Book review: The Golden Couple by Greer Hendricks and Sarah Pekkanen

Saturday, March 12, 2022 Permalink

The Golden Couple by Greer Hendricks and Sarah Pekkanen is the fourth book I’ve read by the editor/writer duo and all four books have a place on my bookshelf which is a clear indicator I’ve enjoyed them enough to decide to keep them – which I don’t often do nowadays.

Their latest is another twisty and intriguing tale that I very much enjoyed. It wasn’t quite what I expected which is a good thing. At its centre is a disgraced therapist and I was expecting someone dodgy with nefarious motivations which is not at all the case.

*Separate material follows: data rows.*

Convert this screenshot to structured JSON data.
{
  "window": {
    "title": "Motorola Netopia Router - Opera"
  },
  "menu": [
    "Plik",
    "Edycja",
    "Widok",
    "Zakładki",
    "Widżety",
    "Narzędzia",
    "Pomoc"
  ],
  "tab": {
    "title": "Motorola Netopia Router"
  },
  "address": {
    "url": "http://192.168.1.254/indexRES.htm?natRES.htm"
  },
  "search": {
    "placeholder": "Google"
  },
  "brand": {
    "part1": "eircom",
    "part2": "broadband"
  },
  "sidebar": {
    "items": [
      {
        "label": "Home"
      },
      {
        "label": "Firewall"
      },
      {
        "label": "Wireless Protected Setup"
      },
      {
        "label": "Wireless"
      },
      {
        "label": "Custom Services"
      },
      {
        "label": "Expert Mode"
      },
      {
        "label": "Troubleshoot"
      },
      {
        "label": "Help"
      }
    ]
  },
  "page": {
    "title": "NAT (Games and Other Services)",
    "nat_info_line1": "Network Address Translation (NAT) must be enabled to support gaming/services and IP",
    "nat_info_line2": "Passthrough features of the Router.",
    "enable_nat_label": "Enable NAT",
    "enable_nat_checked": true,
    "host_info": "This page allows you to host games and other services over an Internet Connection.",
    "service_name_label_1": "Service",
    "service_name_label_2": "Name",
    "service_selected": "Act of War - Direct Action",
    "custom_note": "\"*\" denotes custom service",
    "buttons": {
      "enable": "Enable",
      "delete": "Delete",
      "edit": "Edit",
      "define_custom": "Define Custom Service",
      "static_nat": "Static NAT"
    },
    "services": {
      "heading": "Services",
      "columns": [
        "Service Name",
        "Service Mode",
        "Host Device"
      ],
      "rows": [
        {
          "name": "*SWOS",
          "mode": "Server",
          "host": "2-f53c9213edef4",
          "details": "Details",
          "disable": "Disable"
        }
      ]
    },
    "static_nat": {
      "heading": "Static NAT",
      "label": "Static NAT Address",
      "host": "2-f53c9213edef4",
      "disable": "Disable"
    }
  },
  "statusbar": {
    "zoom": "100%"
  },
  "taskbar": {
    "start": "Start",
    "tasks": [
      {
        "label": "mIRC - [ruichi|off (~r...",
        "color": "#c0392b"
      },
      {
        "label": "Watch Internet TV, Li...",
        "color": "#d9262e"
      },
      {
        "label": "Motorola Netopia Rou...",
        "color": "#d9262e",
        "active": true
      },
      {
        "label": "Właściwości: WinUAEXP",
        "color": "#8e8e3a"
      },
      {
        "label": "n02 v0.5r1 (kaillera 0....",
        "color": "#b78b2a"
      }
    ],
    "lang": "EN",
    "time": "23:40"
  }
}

Book review: The Golden Couple by Greer Hendricks and Sarah PekkanenThe Golden Couple
by Greer Hendricks, Sarah Pekkanen
Published by Macmillan
on 08/03/2022
Source: PanMacmillan
Genres: Thriller / Suspense, Psychological Thriller
ISBN: 1529056098
Pages: 352

If Avery Chambers can’t fix you in 10 sessions, she won’t take you on as a client. Her successes are phenomenal--she helps people overcome everything from domineering parents to assault--and almost absorb the emptiness she sometimes feels since her husband’s death.

Marissa and Mathew Bishop seem like the golden couple--until Marissa cheats. She wants to repair things, both because she loves her husband and for the sake of their 8-year-old son. After a friend forwards an article about Avery, Marissa takes a chance on this maverick therapist, who lost her license due to controversial methods.

When the Bishops glide through Avery’s door and Marissa reveals her infidelity, all three are set on a collision course. Because the biggest secrets in the room are still hidden, and it’s no longer simply a marriage that’s in danger.

The book unfolds from Avery and Marissa’s points of view. Avery’s methods are certainly unusual and I’m sure would cross many MANY therapeutic lines IF she was still a practising psychologist. She is now however… a consultant. Her methodology is kept secret so clients don’t know what to expect but it seems to be successful. Mostly.

I’d expected the worst. And Avery isn’t necessarily a well-meaning, people loving therapist (or anti-therapist) but she seems to be committed to helping people get the outcome they want (or at least, one that they need). She comes with a bit of backstory however and some of that is probably the one thing that enjoyed least in this novel.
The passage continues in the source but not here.